На маршале Петене не по возрасту отлично сидел двубортный штатский костюм стального цвета в легкую голубоватую полоску, воротник белоснежной рубашки был повязан галстуком красноватого оттенка; коротко стриженные седые волосы и еще не совсем выцветшие светлые глаза с лукавыми искорками делали маршала значительно моложе и, если бы не кожа, отвисающая на старческой шее брыжжами, то он казался бы совсем не старым, а, что называется, мужчиной на ходу.

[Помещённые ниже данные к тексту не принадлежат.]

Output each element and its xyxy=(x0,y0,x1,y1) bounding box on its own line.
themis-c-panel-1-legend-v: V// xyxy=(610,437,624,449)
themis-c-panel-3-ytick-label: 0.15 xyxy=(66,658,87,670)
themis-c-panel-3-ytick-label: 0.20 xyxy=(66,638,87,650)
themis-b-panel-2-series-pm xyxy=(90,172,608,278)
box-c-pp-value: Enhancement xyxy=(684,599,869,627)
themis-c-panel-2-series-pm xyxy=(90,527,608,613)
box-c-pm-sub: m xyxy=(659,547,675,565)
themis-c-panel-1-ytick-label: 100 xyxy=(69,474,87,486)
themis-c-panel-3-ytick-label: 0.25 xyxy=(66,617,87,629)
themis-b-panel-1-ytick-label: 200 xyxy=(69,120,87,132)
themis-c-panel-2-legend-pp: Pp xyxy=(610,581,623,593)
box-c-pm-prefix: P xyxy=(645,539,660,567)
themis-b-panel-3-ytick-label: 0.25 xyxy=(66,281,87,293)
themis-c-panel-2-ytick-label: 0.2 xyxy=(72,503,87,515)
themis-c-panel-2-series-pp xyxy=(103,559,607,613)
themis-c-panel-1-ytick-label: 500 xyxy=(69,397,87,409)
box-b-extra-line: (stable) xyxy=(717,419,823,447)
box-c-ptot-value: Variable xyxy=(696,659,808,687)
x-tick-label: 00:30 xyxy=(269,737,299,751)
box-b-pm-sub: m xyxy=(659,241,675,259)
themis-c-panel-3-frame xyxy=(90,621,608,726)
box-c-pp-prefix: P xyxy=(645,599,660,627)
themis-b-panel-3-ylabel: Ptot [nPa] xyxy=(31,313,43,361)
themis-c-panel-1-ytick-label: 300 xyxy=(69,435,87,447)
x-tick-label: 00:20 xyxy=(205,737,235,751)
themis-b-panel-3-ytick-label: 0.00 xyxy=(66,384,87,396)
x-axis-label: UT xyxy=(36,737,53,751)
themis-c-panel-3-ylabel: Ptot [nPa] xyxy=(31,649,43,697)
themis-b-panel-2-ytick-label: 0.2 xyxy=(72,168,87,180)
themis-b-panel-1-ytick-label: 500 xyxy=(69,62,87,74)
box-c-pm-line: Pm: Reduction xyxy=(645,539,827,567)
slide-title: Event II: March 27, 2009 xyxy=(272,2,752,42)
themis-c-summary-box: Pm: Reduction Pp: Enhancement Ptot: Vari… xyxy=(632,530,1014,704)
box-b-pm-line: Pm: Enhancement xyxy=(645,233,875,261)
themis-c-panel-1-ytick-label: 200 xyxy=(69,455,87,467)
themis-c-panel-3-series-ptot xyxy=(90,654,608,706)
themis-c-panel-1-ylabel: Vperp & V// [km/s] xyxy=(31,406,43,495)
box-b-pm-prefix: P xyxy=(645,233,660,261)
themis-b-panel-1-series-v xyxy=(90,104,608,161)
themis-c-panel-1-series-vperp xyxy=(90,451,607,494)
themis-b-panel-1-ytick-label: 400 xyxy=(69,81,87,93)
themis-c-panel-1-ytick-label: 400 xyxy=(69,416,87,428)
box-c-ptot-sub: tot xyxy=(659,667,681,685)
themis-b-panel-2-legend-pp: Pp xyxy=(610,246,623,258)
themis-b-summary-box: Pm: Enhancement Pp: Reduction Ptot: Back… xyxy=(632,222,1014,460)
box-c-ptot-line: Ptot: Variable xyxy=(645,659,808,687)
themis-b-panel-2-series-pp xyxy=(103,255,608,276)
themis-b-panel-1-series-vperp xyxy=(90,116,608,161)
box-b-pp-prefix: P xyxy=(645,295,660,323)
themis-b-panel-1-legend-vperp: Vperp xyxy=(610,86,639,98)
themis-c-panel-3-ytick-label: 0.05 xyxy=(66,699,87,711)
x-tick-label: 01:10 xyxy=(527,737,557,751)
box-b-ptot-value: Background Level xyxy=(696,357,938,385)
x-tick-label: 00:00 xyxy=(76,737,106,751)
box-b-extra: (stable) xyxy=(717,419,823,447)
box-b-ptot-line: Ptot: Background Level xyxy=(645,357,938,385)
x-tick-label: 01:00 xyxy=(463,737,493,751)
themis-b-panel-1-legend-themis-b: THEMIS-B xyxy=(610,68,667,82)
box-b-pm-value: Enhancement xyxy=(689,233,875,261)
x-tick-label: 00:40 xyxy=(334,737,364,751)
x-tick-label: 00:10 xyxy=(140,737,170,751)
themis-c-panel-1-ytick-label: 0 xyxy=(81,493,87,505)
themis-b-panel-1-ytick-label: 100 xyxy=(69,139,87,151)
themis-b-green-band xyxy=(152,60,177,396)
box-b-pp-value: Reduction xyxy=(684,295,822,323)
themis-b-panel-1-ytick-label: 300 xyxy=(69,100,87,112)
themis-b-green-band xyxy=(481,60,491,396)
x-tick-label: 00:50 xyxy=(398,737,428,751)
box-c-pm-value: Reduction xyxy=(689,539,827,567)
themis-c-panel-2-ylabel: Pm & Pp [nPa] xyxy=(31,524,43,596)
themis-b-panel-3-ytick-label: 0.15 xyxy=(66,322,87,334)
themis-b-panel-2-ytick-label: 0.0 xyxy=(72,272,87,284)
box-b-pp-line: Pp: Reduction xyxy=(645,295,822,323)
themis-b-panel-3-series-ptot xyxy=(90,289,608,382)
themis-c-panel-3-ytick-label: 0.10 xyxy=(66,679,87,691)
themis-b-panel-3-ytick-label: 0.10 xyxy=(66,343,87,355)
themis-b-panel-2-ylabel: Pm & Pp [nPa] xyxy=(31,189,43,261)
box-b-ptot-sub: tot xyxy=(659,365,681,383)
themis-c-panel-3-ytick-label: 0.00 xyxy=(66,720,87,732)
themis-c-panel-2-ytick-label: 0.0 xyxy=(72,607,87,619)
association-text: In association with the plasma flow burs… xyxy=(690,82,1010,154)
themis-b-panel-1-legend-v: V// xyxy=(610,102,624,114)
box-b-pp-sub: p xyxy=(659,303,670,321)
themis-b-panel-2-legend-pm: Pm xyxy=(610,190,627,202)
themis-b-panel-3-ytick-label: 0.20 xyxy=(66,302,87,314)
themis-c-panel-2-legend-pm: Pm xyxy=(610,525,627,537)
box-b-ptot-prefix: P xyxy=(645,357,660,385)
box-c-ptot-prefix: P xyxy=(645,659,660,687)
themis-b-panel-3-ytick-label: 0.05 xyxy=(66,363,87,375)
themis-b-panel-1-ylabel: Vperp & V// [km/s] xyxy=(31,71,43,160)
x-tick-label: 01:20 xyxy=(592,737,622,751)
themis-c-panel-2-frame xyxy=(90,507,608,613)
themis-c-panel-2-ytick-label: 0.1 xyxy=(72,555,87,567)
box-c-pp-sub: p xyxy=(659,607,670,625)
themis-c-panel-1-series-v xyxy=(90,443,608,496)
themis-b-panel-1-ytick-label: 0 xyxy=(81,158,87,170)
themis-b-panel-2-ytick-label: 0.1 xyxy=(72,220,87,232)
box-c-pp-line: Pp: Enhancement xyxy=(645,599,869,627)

Генерал Роммель мало изменился с тех пор, как Мария встретила его в Сахаре. Как и тогда, он был одет в желтовато-песочную камуфляжную форму. Взгляд его пристальных умных глаз светился доброжелательностью, а в голосе звучала печаль – особенно когда он сказал, взглянув на нее, Марию, в упор:
“Красивая дикарка…”
Ничьих других слов Мария не запомнила.
Проснувшись, она еще долго смотрела в темноту каюты, слушала гул моторов и хлюпанье опадающей за кормой воды, вспоминала свой яркий сон и думала: “А где же они сейчас, сию минуту? Я болтаюсь в море. А что сейчас делает генерал Роммель? Спит или воюет? А маршал Петен? Наверное, старика мучает бессонница? А адмирал дядя Паша? Он скорее всего бодрствует. В любой из его Америк сейчас день Божий… Эх, если бы вдруг действительно собрались они однажды за ужином, вот был бы у них разговор так разговор! Но это возможно только на том свете…”
Возвращению Марии домой все были рады: и господин Хаджибек, и его жены, и его сыновья. А Фунтик, так тот скулил от счастья и катался у нее в ногах.
XIX
Накануне Рождества* позвонил мсье Пиккар и пригласил Марию на конную прогулку. Она согласилась, не раздумывая, правда, не без мысленной усмешки над своим бывшим кавалером: “Не успел муж уехать на фронт, как этот шпак** тут как тут”.
* Речь идет о католическом Рождестве.
** Еще в кадетском корпусе шпаками они называли штатских.
Погода стояла ясная, маленькое зимнее солнце освещало высокое облачное небо ровным неярким светом; пронзительный, холодный и влажный ветер с моря бодрил душу Марии; по атласным крупам лошадей от знобного ветра иногда пробегала дрожь. Конюшню Николь Мария распродала местной знати, а себе оставила только Фридриха Барбароссу и перевела его на постой к лошадям господина Хаджибека.